Climate Talks End With Slow Timetable

Germany, Britain Call for 'Urgency'

By Charles J. Hanley
Associated Press
Saturday, November 18, 2006; Page A15

NAIROBI, Nov. 17 -- The U.N. climate conference ended Friday with agreement on the next steps toward negotiating future cuts in global warming gases, a slow-paced timetable reflecting hopes that the United States, China and others will eventually join the controls pact.

Delegates from the 165 member nations of the Kyoto Protocol, which expires in 2012, approved a schedule of talks unlikely to produce a deal on post-Kyoto emissions reductions before 2009.


Delegates listen to speeches, Friday, Nov. 17, 2006 at the United Nations Climate conference in Nairobi, Kenya. Delegates from more than 180 nations Friday struggled into the final day of a two-week U.N. climate conference to find a compromise timetable for negotiating deeper cuts in emissions of the gases blamed for global warming.(AP Photo/Karel Prinsloo)
Delegates listen to speeches, Friday, Nov. 17, 2006 at the United Nations Climate conference in Nairobi, Kenya. Delegates from more than 180 nations Friday struggled into the final day of a two-week U.N. climate conference to find a compromise timetable for negotiating deeper cuts in emissions of the gases blamed for global warming.(AP Photo/Karel Prinsloo) (Karel Prinsloo - AP)

In the face of mounting evidence of climate change, environmentalists called the timetable a modest step at best. Even some government ministers expressed disappointment.

There is a need "to inject greater urgency and momentum into the process of driving down global emissions," the environment ministers of Germany and Britain, Sigmar Gabriel and David Miliband, said in a joint statement.

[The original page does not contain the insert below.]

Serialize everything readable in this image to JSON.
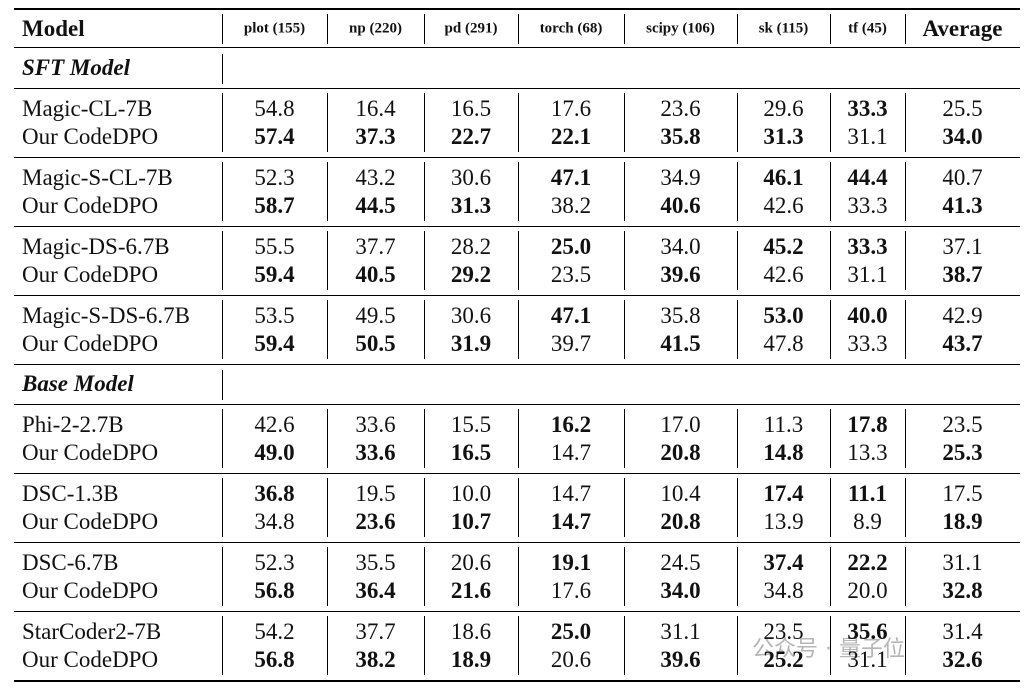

The 1997 Kyoto pact obliges 35 industrial nations to reduce emissions of greenhouse gases to 5 percent below 1990 levels by 2012. The United States and Australia are the only major industrial countries to reject that accord.

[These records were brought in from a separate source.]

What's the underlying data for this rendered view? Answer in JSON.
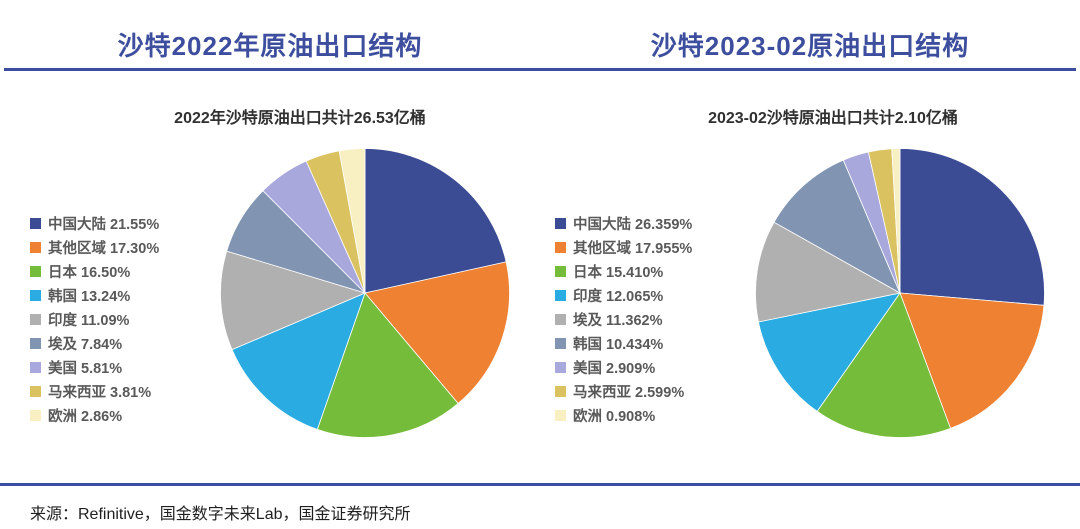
{
  "page": {
    "accent_color": "#3D4EA0",
    "background_color": "#FFFFFF"
  },
  "header": {
    "left_title": "沙特2022年原油出口结构",
    "right_title": "沙特2023-02原油出口结构"
  },
  "footer": {
    "source": "来源：Refinitive，国金数字未来Lab，国金证券研究所"
  },
  "chart_data": [
    {
      "type": "pie",
      "title": "2022年沙特原油出口共计26.53亿桶",
      "legend_position": "left",
      "start_angle": "12-oclock-clockwise",
      "slices": [
        {
          "label": "中国大陆",
          "pct": 21.55,
          "display": "21.55%",
          "color": "#3C4C94"
        },
        {
          "label": "其他区域",
          "pct": 17.3,
          "display": "17.30%",
          "color": "#EE8132"
        },
        {
          "label": "日本",
          "pct": 16.5,
          "display": "16.50%",
          "color": "#76BC3B"
        },
        {
          "label": "韩国",
          "pct": 13.24,
          "display": "13.24%",
          "color": "#2AACE2"
        },
        {
          "label": "印度",
          "pct": 11.09,
          "display": "11.09%",
          "color": "#B0B0B1"
        },
        {
          "label": "埃及",
          "pct": 7.84,
          "display": "7.84%",
          "color": "#8195B2"
        },
        {
          "label": "美国",
          "pct": 5.81,
          "display": "5.81%",
          "color": "#A8A8DC"
        },
        {
          "label": "马来西亚",
          "pct": 3.81,
          "display": "3.81%",
          "color": "#D9C25F"
        },
        {
          "label": "欧洲",
          "pct": 2.86,
          "display": "2.86%",
          "color": "#F8EFC2"
        }
      ]
    },
    {
      "type": "pie",
      "title": "2023-02沙特原油出口共计2.10亿桶",
      "legend_position": "left",
      "start_angle": "12-oclock-clockwise",
      "slices": [
        {
          "label": "中国大陆",
          "pct": 26.359,
          "display": "26.359%",
          "color": "#3C4C94"
        },
        {
          "label": "其他区域",
          "pct": 17.955,
          "display": "17.955%",
          "color": "#EE8132"
        },
        {
          "label": "日本",
          "pct": 15.41,
          "display": "15.410%",
          "color": "#76BC3B"
        },
        {
          "label": "印度",
          "pct": 12.065,
          "display": "12.065%",
          "color": "#2AACE2"
        },
        {
          "label": "埃及",
          "pct": 11.362,
          "display": "11.362%",
          "color": "#B0B0B1"
        },
        {
          "label": "韩国",
          "pct": 10.434,
          "display": "10.434%",
          "color": "#8195B2"
        },
        {
          "label": "美国",
          "pct": 2.909,
          "display": "2.909%",
          "color": "#A8A8DC"
        },
        {
          "label": "马来西亚",
          "pct": 2.599,
          "display": "2.599%",
          "color": "#D9C25F"
        },
        {
          "label": "欧洲",
          "pct": 0.908,
          "display": "0.908%",
          "color": "#F8EFC2"
        }
      ]
    }
  ]
}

President Bush contends that the terms of the agreement would damage the U.S. economy and should include cutbacks by poorer countries as well.

Under the key agreement here, future meetings will review the workings of the Kyoto Protocol by 2008, with an eye toward setting new quotas on carbon dioxide and other emissions after Kyoto expires.

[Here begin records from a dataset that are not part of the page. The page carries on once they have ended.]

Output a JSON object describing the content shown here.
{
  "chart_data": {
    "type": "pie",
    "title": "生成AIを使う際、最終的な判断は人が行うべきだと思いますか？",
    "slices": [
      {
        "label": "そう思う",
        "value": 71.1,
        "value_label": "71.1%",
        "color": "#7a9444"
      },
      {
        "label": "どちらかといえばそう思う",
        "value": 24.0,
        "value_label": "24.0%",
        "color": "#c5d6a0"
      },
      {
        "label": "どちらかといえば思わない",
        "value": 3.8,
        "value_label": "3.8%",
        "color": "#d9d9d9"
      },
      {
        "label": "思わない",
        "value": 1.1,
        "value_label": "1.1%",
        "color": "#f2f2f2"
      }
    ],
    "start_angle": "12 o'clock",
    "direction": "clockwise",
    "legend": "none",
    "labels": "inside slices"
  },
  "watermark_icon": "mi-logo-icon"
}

The review, a process that would assess the latest science and the size of necessary cutbacks, is expected to be the basis for subsequent negotiations.

China, India and other countries have long resisted efforts to begin early talks in which they and other poor but fast-developing nations -- and growing energy consumers -- might be pressured to accept mandatory cutbacks in greenhouse gas emissions. The final decision assured them that the immediate process would not seek to negotiate cutbacks by developing nations.

Third World countries will probably resist emissions reductions until they see acceptance of mandatory caps by the United States, which some see as possible after Bush leaves office.